Research, sources, pre-writing, conclusions, introductions, citations. Ugh! Why does writing a simple essay seem so hard?

It's not hard. It's easy to write an essay. It's hard to write an excellent essay, and knowing the basics will help. Basics like techniques for brainstorming, MLA citation, types of sources, and paragraph structure. 

The paragraph, an essential component of any manuscript, is many times overlooked. Fully developing the paragraph allows an author to more effectively communicate with their readers by organizing the author's content and establishing flow. Building better and better paragraphs begins with understanding the basic structure of a paragraph. Once the structure is understood, an author can experiment with new and creative methods for future paragraphs.

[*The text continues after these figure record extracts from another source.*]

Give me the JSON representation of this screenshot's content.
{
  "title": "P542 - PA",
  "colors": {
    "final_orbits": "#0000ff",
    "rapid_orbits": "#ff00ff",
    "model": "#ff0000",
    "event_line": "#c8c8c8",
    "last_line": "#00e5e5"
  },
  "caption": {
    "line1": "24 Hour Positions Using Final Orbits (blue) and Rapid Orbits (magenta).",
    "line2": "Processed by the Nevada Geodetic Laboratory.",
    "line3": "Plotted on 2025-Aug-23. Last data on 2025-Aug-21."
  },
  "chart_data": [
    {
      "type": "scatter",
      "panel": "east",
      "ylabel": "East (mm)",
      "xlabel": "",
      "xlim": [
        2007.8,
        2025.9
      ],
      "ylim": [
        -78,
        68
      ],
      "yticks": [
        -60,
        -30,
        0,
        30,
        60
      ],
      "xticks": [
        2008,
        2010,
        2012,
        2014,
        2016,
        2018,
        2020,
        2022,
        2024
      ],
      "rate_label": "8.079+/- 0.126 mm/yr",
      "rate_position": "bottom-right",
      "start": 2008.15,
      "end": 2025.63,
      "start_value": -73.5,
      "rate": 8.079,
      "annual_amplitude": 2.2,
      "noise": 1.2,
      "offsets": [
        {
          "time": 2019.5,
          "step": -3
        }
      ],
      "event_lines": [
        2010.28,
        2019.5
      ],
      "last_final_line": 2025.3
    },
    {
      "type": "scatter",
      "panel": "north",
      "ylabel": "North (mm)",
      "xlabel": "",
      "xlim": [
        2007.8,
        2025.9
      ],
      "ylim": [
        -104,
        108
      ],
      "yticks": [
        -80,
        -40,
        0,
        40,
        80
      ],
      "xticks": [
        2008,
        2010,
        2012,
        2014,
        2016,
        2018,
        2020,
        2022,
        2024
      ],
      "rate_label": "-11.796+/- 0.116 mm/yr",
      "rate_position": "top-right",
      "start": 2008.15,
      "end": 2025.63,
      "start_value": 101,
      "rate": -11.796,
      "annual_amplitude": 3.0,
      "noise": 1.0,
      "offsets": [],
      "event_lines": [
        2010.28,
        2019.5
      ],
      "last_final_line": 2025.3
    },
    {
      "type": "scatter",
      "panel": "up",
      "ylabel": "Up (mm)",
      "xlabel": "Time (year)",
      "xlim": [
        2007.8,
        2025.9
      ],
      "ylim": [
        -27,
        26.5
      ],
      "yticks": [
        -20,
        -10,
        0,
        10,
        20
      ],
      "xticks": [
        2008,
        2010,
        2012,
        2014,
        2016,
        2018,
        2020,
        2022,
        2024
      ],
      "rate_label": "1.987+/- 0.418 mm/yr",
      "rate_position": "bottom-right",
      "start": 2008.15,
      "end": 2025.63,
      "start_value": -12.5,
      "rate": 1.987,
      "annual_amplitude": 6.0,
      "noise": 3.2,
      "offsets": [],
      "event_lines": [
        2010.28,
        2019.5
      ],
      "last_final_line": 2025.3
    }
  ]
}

Basic Components of a Paragraph

  • Topic Sentence

Typically, the topic sentence is the first sentence; it lets the reader know the contents of the paragraph. 

  • Transition Sentence

These are golden. Knowing how to utilize transition sentences adds polish to your paragraphs and the manuscript. A trick: combine the transition sentence from the previous paragraph with the topic sentence of the next paragraph to create a smooth flow from one paragraph to another.

  • Supporting Sentences

Without supporting sentences, the paragraph would be tiny and not say much at all. A topic sentence needs supporting sentences to inform or entertain the reader. A paragraph with a topic sentence and transition sentences would be a boring paragraph and say nothing to the reader. The important thing to remember about supporting sentences is that they should always be directly connected to the topic sentence. If a sentence in your paragraph has nothing to do with the topic sentence then it needs to be eliminated. Insuring that your supporting sentences relate to the topic sentence keeps your paragraphs focused and conveys your message much clearer to the reader.

Photo by m_bartosch
Photo by m_bartosch

The Sandwhich Technique

I've used this technique in many academic essays. It's very simple. Stack your three types of sentences to get the desired effect. For an academic essay, a paragraph may be stacked in the following way.

1. First paragraph

Topic Sentence/ Transition Sentence


Supportive Sentences


supportive Sentences


Transition Sentence to the second paragraph


2. Second Paragraph

Transition Sentence from first paragraph/ Transition Sentence


Supportive Sentences


Supportive Sentences


Transition Sentence to third paragraph

With creative writing, this technique may not be desirable; however it is effective for academic papers.

Thank You Reader!

Understanding the basic structure of a paragraph allows the author to concentrate on content and other writing considerations. Remember that the topic sentence announces the topic of the paragraph; supporting sentences relate to the topic through details, examples and descriptions; and transition sentences establish flow from one paragraph to another. Thank you for your time and good luck in your writing journey.